Ganz schnell hatte sie gelernt, den begeisterten menschlichen Grabsch-Händen auszuweichen, und ich hatte gelernt, wann und wo und wie sie gekrault werden mochte. Sie war ein bißchen wie eine Katze. Zum Geschirr und Mantel anziehen hatten wir unsere Rituale entwickelt, und abends deckte ich sie schon ganz automatisch zu, so wie sie es mochte. Mit dem Alter wurde sie duldsamer, nachgiebiger, ihr samtschwarzen Ohren wurden weiß und taub, und anstatt langen Spaziergängen durch die Felder bevorzugte sie jetzt Schnüffelrunden in der Stadt.
Auch hier war Alanna für mich die erste: noch nie hatte ich einen Hund in ein so hohes Alter begleiten dürfen. Sie wurde zerbrechlich, die Hinterbeine schmal, das Tempo langsamer. Sie wurde 17, dann 18, und schließlich 19. Mein kleines Hunde-Seniorenheim verwandelte sich in ein Hospiz. Auf den Spaziergängen krochen wir nun, vorbei die Tage des Flitzens, für immer vorbei.

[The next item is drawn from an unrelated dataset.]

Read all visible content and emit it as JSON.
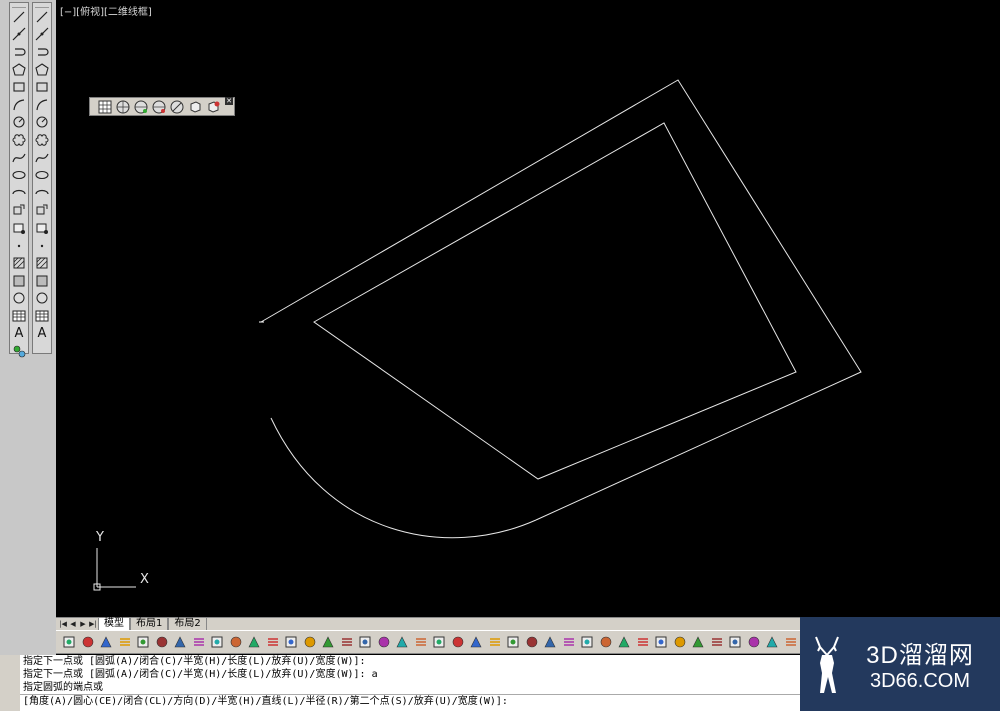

Ich trug sie viel, damit sie dabei war. Das alte Anfass-Problem war zu einer Erinnerung geworden, nach so vielen Jahren. Der gute Appetit, welcher ihr ein stattliches Bäuchlein beschert hatte, war vergangen, die Nieren waren schwach. Wie eine verzweifelte Irre kaufte ich im Supermarkt und Tierladen alles, was ihr schmecken könnte. Manches aß sie einmal, und dann nie wieder. Die Medikamente zu verabreichen wurde zur Nervenprobe, ich bekam manchmal einfach nichts in sie hinein. Sie schlief viel und tief, und dann konnte sie ohne Hilfe nicht mehr aufstehen oder sich umbetten. Ihr kleiner Körper war ganz weich und ohne Spannung, und als der Tierarzt zum letzten Mal zu uns nach Hause kam, war die Entscheidung eindeutig. Am 10. März 2020 hielt ich sie in meinen Armen. Ihre fast schwarzen runden Augen hatten mich den ganzen Tag immer wieder gesucht, es ging ihr nicht gut. Dann war sie fort.
Als ich vor der Dame im Krematorium stand, die mich schon als Kind kannte, und der ich nun mein drittes Familienmitglied innerhalb sechs Wochen brachte, schaute sie auf die Papiere, und sagte: Das ist ja Ihr halbes Leben.
Und so war es. Fast 17 Jahre waren Alanna und ich zusammen. Meine kleine Heldin. War es ein erfülltes Leben? Ich denke schon. Hätte ich manches besser machen können? Bestimmt! Vor allem am Schluss, als mir die Kräfte ausgingen. Doch wie so vieles, hatte sie vielleicht auch das verstanden. Sie hatte so lange durch gehalten. Von den ursprünglichen fantastischen Vier mit Sophie, Kaylin und Fitz, war sie die erste gewesen, und nun die letzte. Erst als sie alle diese Welt verlassen hatten, erst dann verließ sie ihren Platz an meiner Seite.
Meine kleine, kluge Alanna. Ich danke dir. Ich habe dich sehr, sehr geliebt. Ich hoffe, wir sehen uns wieder.